3. Die Arbeitsgerichte können die unternehmerische Entscheidung nicht auf deren Zweckmäßigkeit oder sachliche Rechtfertigung, sondern nur auf die Einhaltung der äußersten Grenzen der offenbaren Unvernunft oder Willkür hin überprüfen (vgl. BAG Urteil vom 30. April 1987 - 2 AZR 184/86 - BAGE 55, 262, 271 = AP Nr. 42 zu § 1 KSchG 1969 Betriebsbedingte Kündigung, zu III 2 c der Gründe). Gegen die Entscheidung des Beklagten, seine Notartätigkeit einzustellen, bestehen keine Bedenken.

4. Der Beklagte konnte die Kündigung nicht durch andere Maßnahmen vermeiden. Insbesondere bestand bei dem Beklagten nach seiner Entlassung keine anderweitige Beschäftigungsmöglichkeit für die Klägerin.

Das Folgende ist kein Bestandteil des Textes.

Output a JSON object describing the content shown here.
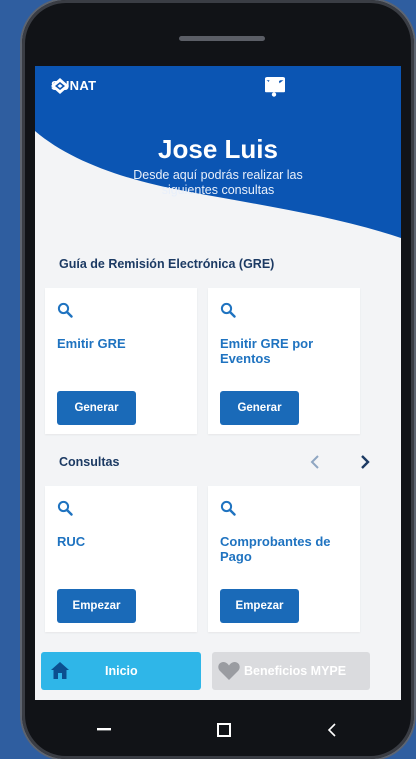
{
  "app": {
    "brand": "SUNAT"
  },
  "header": {
    "user_name": "Jose Luis",
    "subtitle": "Desde aquí podrás realizar las siguientes consultas"
  },
  "gre_section": {
    "title": "Guía de Remisión Electrónica (GRE)",
    "cards": [
      {
        "title": "Emitir GRE",
        "button": "Generar",
        "icon": "search-icon"
      },
      {
        "title": "Emitir GRE por Eventos",
        "button": "Generar",
        "icon": "search-icon"
      }
    ]
  },
  "consultas_section": {
    "title": "Consultas",
    "cards": [
      {
        "title": "RUC",
        "button": "Empezar",
        "icon": "search-icon"
      },
      {
        "title": "Comprobantes de Pago",
        "button": "Empezar",
        "icon": "search-icon"
      }
    ]
  },
  "bottom_tabs": {
    "inicio": "Inicio",
    "mype": "Beneficios MYPE"
  },
  "colors": {
    "primary_blue": "#0b55b3",
    "accent_cyan": "#2fb6e8",
    "button_blue": "#1a6ab8",
    "title_blue": "#1f73c0",
    "section_navy": "#1c3a63"
  }
}
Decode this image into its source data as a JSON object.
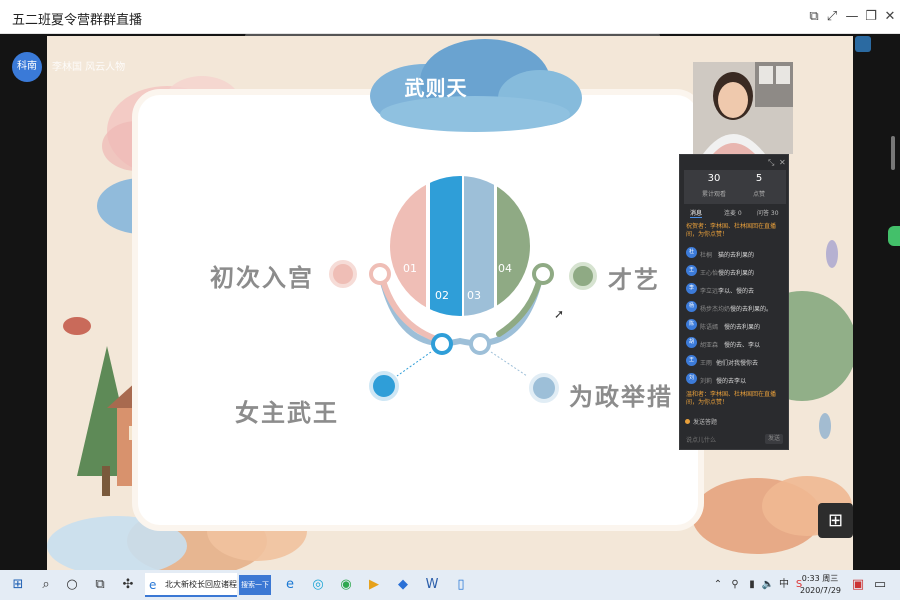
{
  "window": {
    "title": "五二班夏令营群群直播",
    "controls": [
      "restore-window-icon",
      "fullscreen-icon",
      "minimize-icon",
      "maximize-icon",
      "close-icon"
    ]
  },
  "presenter": {
    "avatar_label": "科南",
    "caption": "李林国 风云人物"
  },
  "slide": {
    "title": "武则天",
    "labels": {
      "top_left": "初次入宫",
      "top_right": "才艺",
      "bottom_left": "女主武王",
      "bottom_right": "为政举措"
    },
    "segments": [
      "01",
      "02",
      "03",
      "04"
    ],
    "colors": {
      "seg1": "#efbeb6",
      "seg2": "#2f9ed8",
      "seg3": "#9dbfd8",
      "seg4": "#8faa84",
      "title_cloud": "#6fa8cf"
    }
  },
  "chat": {
    "stats": [
      {
        "value": "30",
        "label": "累计观看"
      },
      {
        "value": "5",
        "label": "点赞"
      }
    ],
    "tabs": [
      "消息",
      "连麦 0",
      "问答 30"
    ],
    "system_top": "祝贺者：李林国、杜林国回在直播间，为你点赞！",
    "messages": [
      {
        "avatar": "杜",
        "name": "杜桐",
        "text": "猫的去利果的"
      },
      {
        "avatar": "王",
        "name": "王心怡",
        "text": "慢的去利果的"
      },
      {
        "avatar": "李",
        "name": "李立远",
        "text": "李以、慢的去"
      },
      {
        "avatar": "杨",
        "name": "杨步杰均奶",
        "text": "慢的去利果的。"
      },
      {
        "avatar": "陈",
        "name": "陈语嫣",
        "text": "慢的去利果的"
      },
      {
        "avatar": "胡",
        "name": "胡亚森",
        "text": "慢的去、李以"
      },
      {
        "avatar": "王",
        "name": "王雨",
        "text": "他们对我慢你去"
      },
      {
        "avatar": "刘",
        "name": "刘莉",
        "text": "慢的去李以"
      }
    ],
    "system_bottom": "温和者：李林国、杜林国回在直播间，为你点赞！",
    "hint": "发送答题",
    "input_placeholder": "说点儿什么",
    "send": "发送"
  },
  "taskbar": {
    "app_label": "北大新校长回应诸程",
    "search_label": "搜索一下",
    "time": "0:33 周三",
    "date": "2020/7/29"
  }
}
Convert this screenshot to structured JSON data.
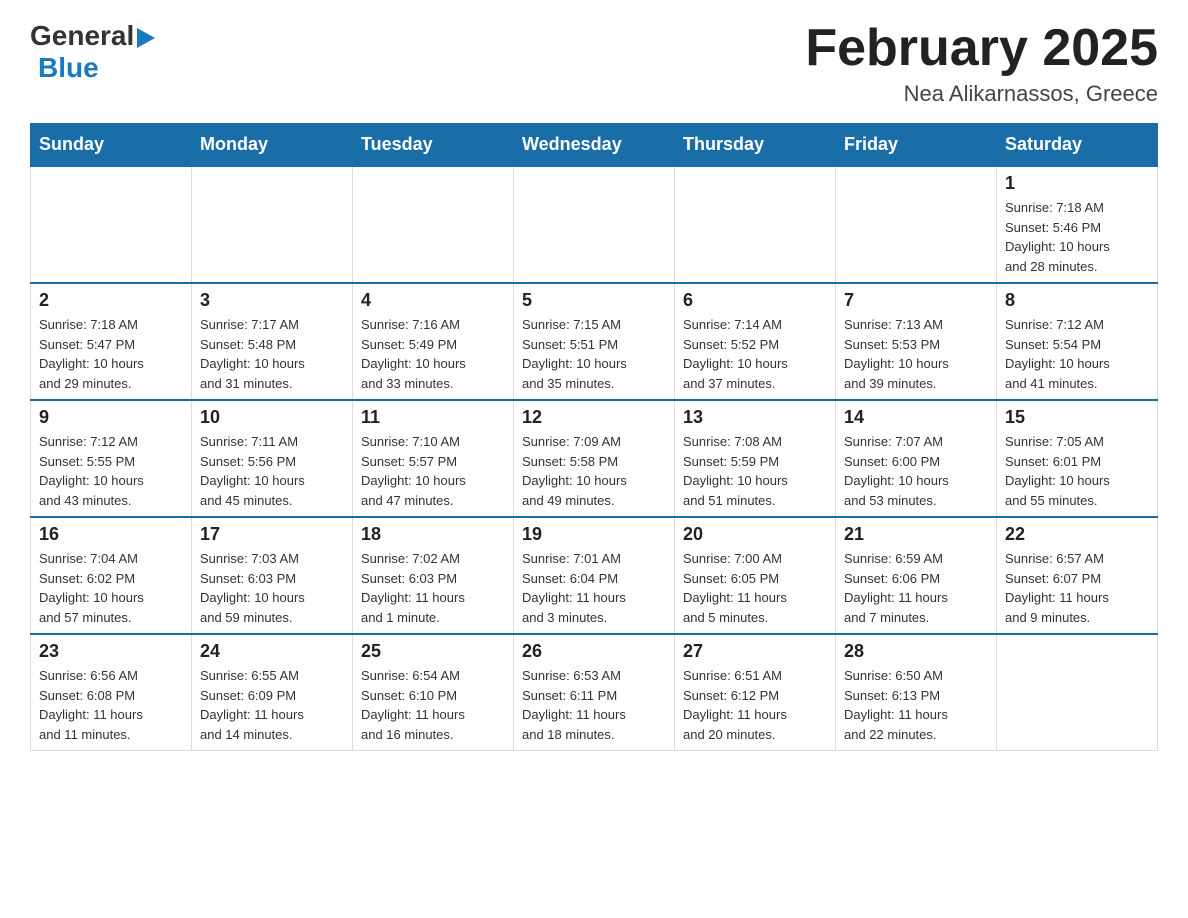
{
  "header": {
    "logo": {
      "general": "General",
      "blue": "Blue",
      "arrow": "▶"
    },
    "title": "February 2025",
    "location": "Nea Alikarnassos, Greece"
  },
  "calendar": {
    "days_of_week": [
      "Sunday",
      "Monday",
      "Tuesday",
      "Wednesday",
      "Thursday",
      "Friday",
      "Saturday"
    ],
    "weeks": [
      [
        {
          "day": "",
          "info": ""
        },
        {
          "day": "",
          "info": ""
        },
        {
          "day": "",
          "info": ""
        },
        {
          "day": "",
          "info": ""
        },
        {
          "day": "",
          "info": ""
        },
        {
          "day": "",
          "info": ""
        },
        {
          "day": "1",
          "info": "Sunrise: 7:18 AM\nSunset: 5:46 PM\nDaylight: 10 hours\nand 28 minutes."
        }
      ],
      [
        {
          "day": "2",
          "info": "Sunrise: 7:18 AM\nSunset: 5:47 PM\nDaylight: 10 hours\nand 29 minutes."
        },
        {
          "day": "3",
          "info": "Sunrise: 7:17 AM\nSunset: 5:48 PM\nDaylight: 10 hours\nand 31 minutes."
        },
        {
          "day": "4",
          "info": "Sunrise: 7:16 AM\nSunset: 5:49 PM\nDaylight: 10 hours\nand 33 minutes."
        },
        {
          "day": "5",
          "info": "Sunrise: 7:15 AM\nSunset: 5:51 PM\nDaylight: 10 hours\nand 35 minutes."
        },
        {
          "day": "6",
          "info": "Sunrise: 7:14 AM\nSunset: 5:52 PM\nDaylight: 10 hours\nand 37 minutes."
        },
        {
          "day": "7",
          "info": "Sunrise: 7:13 AM\nSunset: 5:53 PM\nDaylight: 10 hours\nand 39 minutes."
        },
        {
          "day": "8",
          "info": "Sunrise: 7:12 AM\nSunset: 5:54 PM\nDaylight: 10 hours\nand 41 minutes."
        }
      ],
      [
        {
          "day": "9",
          "info": "Sunrise: 7:12 AM\nSunset: 5:55 PM\nDaylight: 10 hours\nand 43 minutes."
        },
        {
          "day": "10",
          "info": "Sunrise: 7:11 AM\nSunset: 5:56 PM\nDaylight: 10 hours\nand 45 minutes."
        },
        {
          "day": "11",
          "info": "Sunrise: 7:10 AM\nSunset: 5:57 PM\nDaylight: 10 hours\nand 47 minutes."
        },
        {
          "day": "12",
          "info": "Sunrise: 7:09 AM\nSunset: 5:58 PM\nDaylight: 10 hours\nand 49 minutes."
        },
        {
          "day": "13",
          "info": "Sunrise: 7:08 AM\nSunset: 5:59 PM\nDaylight: 10 hours\nand 51 minutes."
        },
        {
          "day": "14",
          "info": "Sunrise: 7:07 AM\nSunset: 6:00 PM\nDaylight: 10 hours\nand 53 minutes."
        },
        {
          "day": "15",
          "info": "Sunrise: 7:05 AM\nSunset: 6:01 PM\nDaylight: 10 hours\nand 55 minutes."
        }
      ],
      [
        {
          "day": "16",
          "info": "Sunrise: 7:04 AM\nSunset: 6:02 PM\nDaylight: 10 hours\nand 57 minutes."
        },
        {
          "day": "17",
          "info": "Sunrise: 7:03 AM\nSunset: 6:03 PM\nDaylight: 10 hours\nand 59 minutes."
        },
        {
          "day": "18",
          "info": "Sunrise: 7:02 AM\nSunset: 6:03 PM\nDaylight: 11 hours\nand 1 minute."
        },
        {
          "day": "19",
          "info": "Sunrise: 7:01 AM\nSunset: 6:04 PM\nDaylight: 11 hours\nand 3 minutes."
        },
        {
          "day": "20",
          "info": "Sunrise: 7:00 AM\nSunset: 6:05 PM\nDaylight: 11 hours\nand 5 minutes."
        },
        {
          "day": "21",
          "info": "Sunrise: 6:59 AM\nSunset: 6:06 PM\nDaylight: 11 hours\nand 7 minutes."
        },
        {
          "day": "22",
          "info": "Sunrise: 6:57 AM\nSunset: 6:07 PM\nDaylight: 11 hours\nand 9 minutes."
        }
      ],
      [
        {
          "day": "23",
          "info": "Sunrise: 6:56 AM\nSunset: 6:08 PM\nDaylight: 11 hours\nand 11 minutes."
        },
        {
          "day": "24",
          "info": "Sunrise: 6:55 AM\nSunset: 6:09 PM\nDaylight: 11 hours\nand 14 minutes."
        },
        {
          "day": "25",
          "info": "Sunrise: 6:54 AM\nSunset: 6:10 PM\nDaylight: 11 hours\nand 16 minutes."
        },
        {
          "day": "26",
          "info": "Sunrise: 6:53 AM\nSunset: 6:11 PM\nDaylight: 11 hours\nand 18 minutes."
        },
        {
          "day": "27",
          "info": "Sunrise: 6:51 AM\nSunset: 6:12 PM\nDaylight: 11 hours\nand 20 minutes."
        },
        {
          "day": "28",
          "info": "Sunrise: 6:50 AM\nSunset: 6:13 PM\nDaylight: 11 hours\nand 22 minutes."
        },
        {
          "day": "",
          "info": ""
        }
      ]
    ]
  }
}
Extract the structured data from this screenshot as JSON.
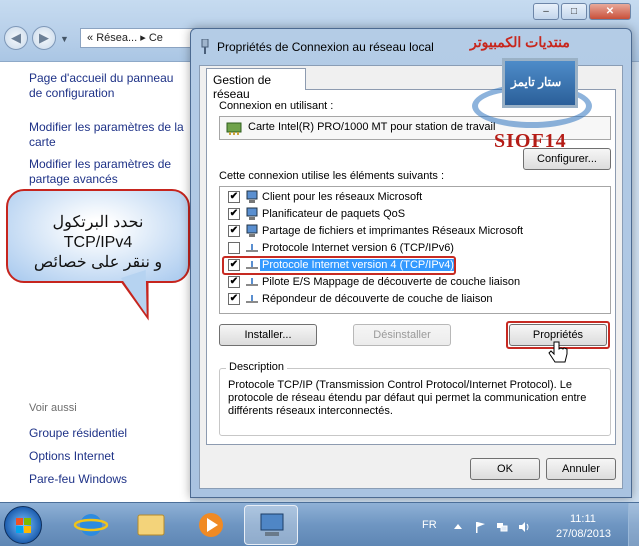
{
  "background": {
    "address_parts": [
      "«",
      "Résea...",
      "▸",
      "Ce"
    ],
    "window_controls": [
      "–",
      "□",
      "✕"
    ],
    "left_links": [
      "Page d'accueil du panneau de configuration",
      "Modifier les paramètres de la carte",
      "Modifier les paramètres de partage avancés"
    ],
    "see_also_title": "Voir aussi",
    "see_also_links": [
      "Groupe résidentiel",
      "Options Internet",
      "Pare-feu Windows"
    ]
  },
  "bubble": {
    "line1": "نحدد البرتكول",
    "line2": "TCP/IPv4",
    "line3": "و ننقر على خصائص"
  },
  "dialog": {
    "title": "Propriétés de Connexion au réseau local",
    "tab": "Gestion de réseau",
    "connect_using_label": "Connexion en utilisant :",
    "adapter": "Carte Intel(R) PRO/1000 MT pour station de travail",
    "configure_button": "Configurer...",
    "items_label": "Cette connexion utilise les éléments suivants :",
    "items": [
      {
        "label": "Client pour les réseaux Microsoft",
        "checked": true,
        "icon": "network-client-icon"
      },
      {
        "label": "Planificateur de paquets QoS",
        "checked": true,
        "icon": "qos-scheduler-icon"
      },
      {
        "label": "Partage de fichiers et imprimantes Réseaux Microsoft",
        "checked": true,
        "icon": "file-printer-sharing-icon"
      },
      {
        "label": "Protocole Internet version 6 (TCP/IPv6)",
        "checked": false,
        "icon": "protocol-icon"
      },
      {
        "label": "Protocole Internet version 4 (TCP/IPv4)",
        "checked": true,
        "icon": "protocol-icon",
        "selected": true
      },
      {
        "label": "Pilote E/S Mappage de découverte de couche liaison",
        "checked": true,
        "icon": "protocol-icon"
      },
      {
        "label": "Répondeur de découverte de couche de liaison",
        "checked": true,
        "icon": "protocol-icon"
      }
    ],
    "install_button": "Installer...",
    "uninstall_button": "Désinstaller",
    "properties_button": "Propriétés",
    "description_legend": "Description",
    "description": "Protocole TCP/IP (Transmission Control Protocol/Internet Protocol). Le protocole de réseau étendu par défaut qui permet la communication entre différents réseaux interconnectés.",
    "ok_button": "OK",
    "cancel_button": "Annuler"
  },
  "watermark": {
    "title": "منتديات الكمبيوتر",
    "screen_text": "ستار تايمز",
    "brand": "SIOF14"
  },
  "taskbar": {
    "lang": "FR",
    "time": "11:11",
    "date": "27/08/2013"
  },
  "colors": {
    "highlight_red": "#c62a22",
    "selection_blue": "#3399ff",
    "link_blue": "#1e3287"
  }
}
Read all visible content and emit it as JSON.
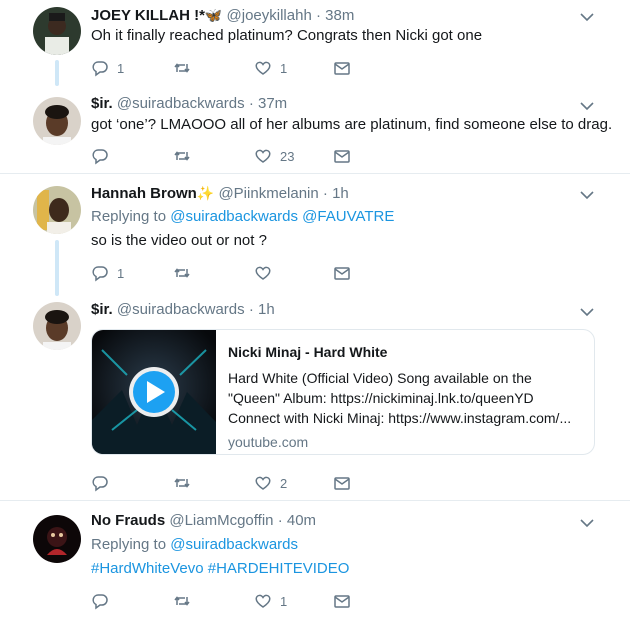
{
  "tweets": [
    {
      "name": "JOEY KILLAH !*",
      "emoji": "🦋",
      "handle": "@joeykillahh",
      "time": "38m",
      "text": "Oh it finally reached platinum? Congrats then Nicki got one",
      "replies": "1",
      "retweets": "",
      "likes": "1"
    },
    {
      "name": "$ir.",
      "handle": "@suiradbackwards",
      "time": "37m",
      "text": "got ‘one’? LMAOOO all of her albums are platinum, find someone else to drag.",
      "replies": "",
      "retweets": "",
      "likes": "23"
    },
    {
      "name": "Hannah Brown",
      "emoji": "✨",
      "handle": "@Piinkmelanin",
      "time": "1h",
      "replying_label": "Replying to",
      "replying_to": "@suiradbackwards @FAUVATRE",
      "text": "so is the video out or not ?",
      "replies": "1",
      "retweets": "",
      "likes": ""
    },
    {
      "name": "$ir.",
      "handle": "@suiradbackwards",
      "time": "1h",
      "card": {
        "title": "Nicki Minaj - Hard White",
        "desc_1": "Hard White (Official Video) Song available on the",
        "desc_2": "\"Queen\" Album: https://nickiminaj.lnk.to/queenYD",
        "desc_3": "Connect with Nicki Minaj: https://www.instagram.com/...",
        "domain": "youtube.com"
      },
      "replies": "",
      "retweets": "",
      "likes": "2"
    },
    {
      "name": "No Frauds",
      "handle": "@LiamMcgoffin",
      "time": "40m",
      "replying_label": "Replying to",
      "replying_to": "@suiradbackwards",
      "text": "#HardWhiteVevo #HARDEHITEVIDEO",
      "replies": "",
      "retweets": "",
      "likes": "1"
    }
  ],
  "separator_dot": "·",
  "colors": {
    "link": "#1b95e0",
    "muted": "#657786",
    "thread": "#cfe7f7"
  },
  "icons": [
    "avatar",
    "reply-icon",
    "retweet-icon",
    "like-icon",
    "dm-icon",
    "chevron-down-icon",
    "play-icon"
  ]
}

IV. Der Beklagte hat durch die Kündigung vom 17. April 1997 zum 30. November 1997 die maximale gesetzliche Kündigungsfrist von sieben Monaten zum Monatsende (§ 622 Abs. 2 Satz 1 Nr. 7 BGB) eingehalten.

V. Die Klägerin hat gemäß § 97 Abs. 1 ZPO die Kosten ihrer erfolglosen Revision zu tragen.